Ein knappes Viertel (23 Prozent) der rechtsextremistisch genutzten Immobilien befindet sich in Großstädten, etwa die Bundesgeschäftsstelle der Partei Die Heimat (vormals NPD) in der Seelenbinderstraße in Berlin-Köpenick. 38 Prozent der Immobilien befinden sich in Städten mit weniger als 5000 Einwohnern, 19 Prozent in Kleinstädten (5000 bis 20.000 Einwohner), 20 Prozent in sogenannten Mittelstädten (weniger als 100.000 Einwohner).

Thüringens Innenminister Georg Maier (SPD) verweist darauf, dass Extremisten oft versuchten, ihre Anliegen zu verschleiern oder „gar in der Rolle als Kümmerer vor Ort oder als scheinbar finanzkräftiger Investor gerade in strukturschwächeren Regionen auftreten“.

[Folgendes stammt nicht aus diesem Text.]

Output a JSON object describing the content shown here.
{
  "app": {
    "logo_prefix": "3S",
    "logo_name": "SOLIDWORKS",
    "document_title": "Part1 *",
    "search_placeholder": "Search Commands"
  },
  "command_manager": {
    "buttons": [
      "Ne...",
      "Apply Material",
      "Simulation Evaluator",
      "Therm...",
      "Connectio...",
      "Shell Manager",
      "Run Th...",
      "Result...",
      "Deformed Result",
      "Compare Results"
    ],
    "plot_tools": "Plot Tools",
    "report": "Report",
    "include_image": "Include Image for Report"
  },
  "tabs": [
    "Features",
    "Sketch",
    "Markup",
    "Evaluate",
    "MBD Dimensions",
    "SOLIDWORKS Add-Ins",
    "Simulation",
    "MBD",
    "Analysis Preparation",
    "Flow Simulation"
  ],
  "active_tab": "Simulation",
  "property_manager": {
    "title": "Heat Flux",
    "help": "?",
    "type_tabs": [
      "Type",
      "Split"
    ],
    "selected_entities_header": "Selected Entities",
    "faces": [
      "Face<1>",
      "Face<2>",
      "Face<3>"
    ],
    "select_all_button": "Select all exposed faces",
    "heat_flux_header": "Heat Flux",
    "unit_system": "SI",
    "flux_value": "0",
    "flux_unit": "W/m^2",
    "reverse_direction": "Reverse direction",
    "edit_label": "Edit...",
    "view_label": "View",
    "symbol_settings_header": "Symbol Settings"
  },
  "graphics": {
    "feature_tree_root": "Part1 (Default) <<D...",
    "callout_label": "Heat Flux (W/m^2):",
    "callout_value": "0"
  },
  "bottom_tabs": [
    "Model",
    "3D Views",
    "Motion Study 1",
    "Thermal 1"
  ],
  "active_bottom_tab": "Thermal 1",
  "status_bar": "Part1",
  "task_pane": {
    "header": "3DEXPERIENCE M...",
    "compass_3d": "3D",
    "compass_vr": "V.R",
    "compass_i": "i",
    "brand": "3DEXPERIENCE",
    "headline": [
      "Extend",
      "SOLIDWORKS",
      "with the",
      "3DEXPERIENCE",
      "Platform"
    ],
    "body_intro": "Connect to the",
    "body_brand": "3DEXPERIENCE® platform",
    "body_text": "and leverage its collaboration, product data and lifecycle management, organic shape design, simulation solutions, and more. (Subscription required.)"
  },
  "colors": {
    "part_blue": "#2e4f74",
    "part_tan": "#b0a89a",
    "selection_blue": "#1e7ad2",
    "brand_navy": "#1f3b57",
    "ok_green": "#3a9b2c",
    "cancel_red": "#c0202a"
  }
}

Rechtsextreme und Reichsbürger demonstrieren vor dem Brandenburger Tor.
Rechtsextreme und Reichsbürger demonstrieren vor dem Brandenburger Tor.Jean MW/imago

Die unter Federführung Sachsen-Anhalts entstandene Broschüre enthält neben einem Lagebild Handlungsempfehlungen für Kommunen und private Immobilienbesitzer. „Neben den Sicherheitsbehörden kommt dabei auch den Verantwortungsträgern in den Kommunen eine wichtige Schlüsselrolle zu, geeignete Maßnahmen zu nutzen, um den Kauf oder die Anmietung einer Immobilie zu erschweren“, erklärt Sachsen-Anhalts Innenministerin Tamara Zieschang (CDU).

Das sind die Tricks der deutschen Bürokratie gegen Rechtsextreme

Wie das geht? Die Broschüre erklärt ausführlich, wie die Kommunen mit gründlicher deutscher Bürokratie den Rechtsextremen das Leben schwer machen können. Es geht um den Erlass von Alkoholverboten und Lärmschutzmaßnahmen, um Bauauflagen und Brandschutz-Vorschriften. Aber auch um profane Fragen wie: Sind zum Beispiel genügend Stellplätze vorhanden? Stehen Toiletten in ausreichender Zahl zur Verfügung? Liegt ein Bestuhlungs- und Rettungswegeplan vor? Als Beispiel wird in der Broschüre das Haus Montag (Sachsen) aufgeführt. Hier verhindern inzwischen Bauauflagen und Nutzungsvereinbarungen die Durchführung größerer öffentlichkeitswirksamer Veranstaltungen oder Konzerte.

In Grevesmühlen (Mecklenburg-Vorpommern) versucht seit zwei Jahren ein überregional bekannter Neonazi, eine Immobilie wieder loszuwerden. „Infolge der Untersagung von Musikveranstaltungen jeglicher Art für die Zeit zwischen 22 Uhr und 6 Uhr und aufgrund von baulichen Auflagen, die dem Eigentümer von der zuständigen Ordnungsbehörde erteilt worden waren, wurde das ‚Thinghaus‘ für die rechtsextremistische Szene zunehmend unattraktiv“, heißt es in der Broschüre.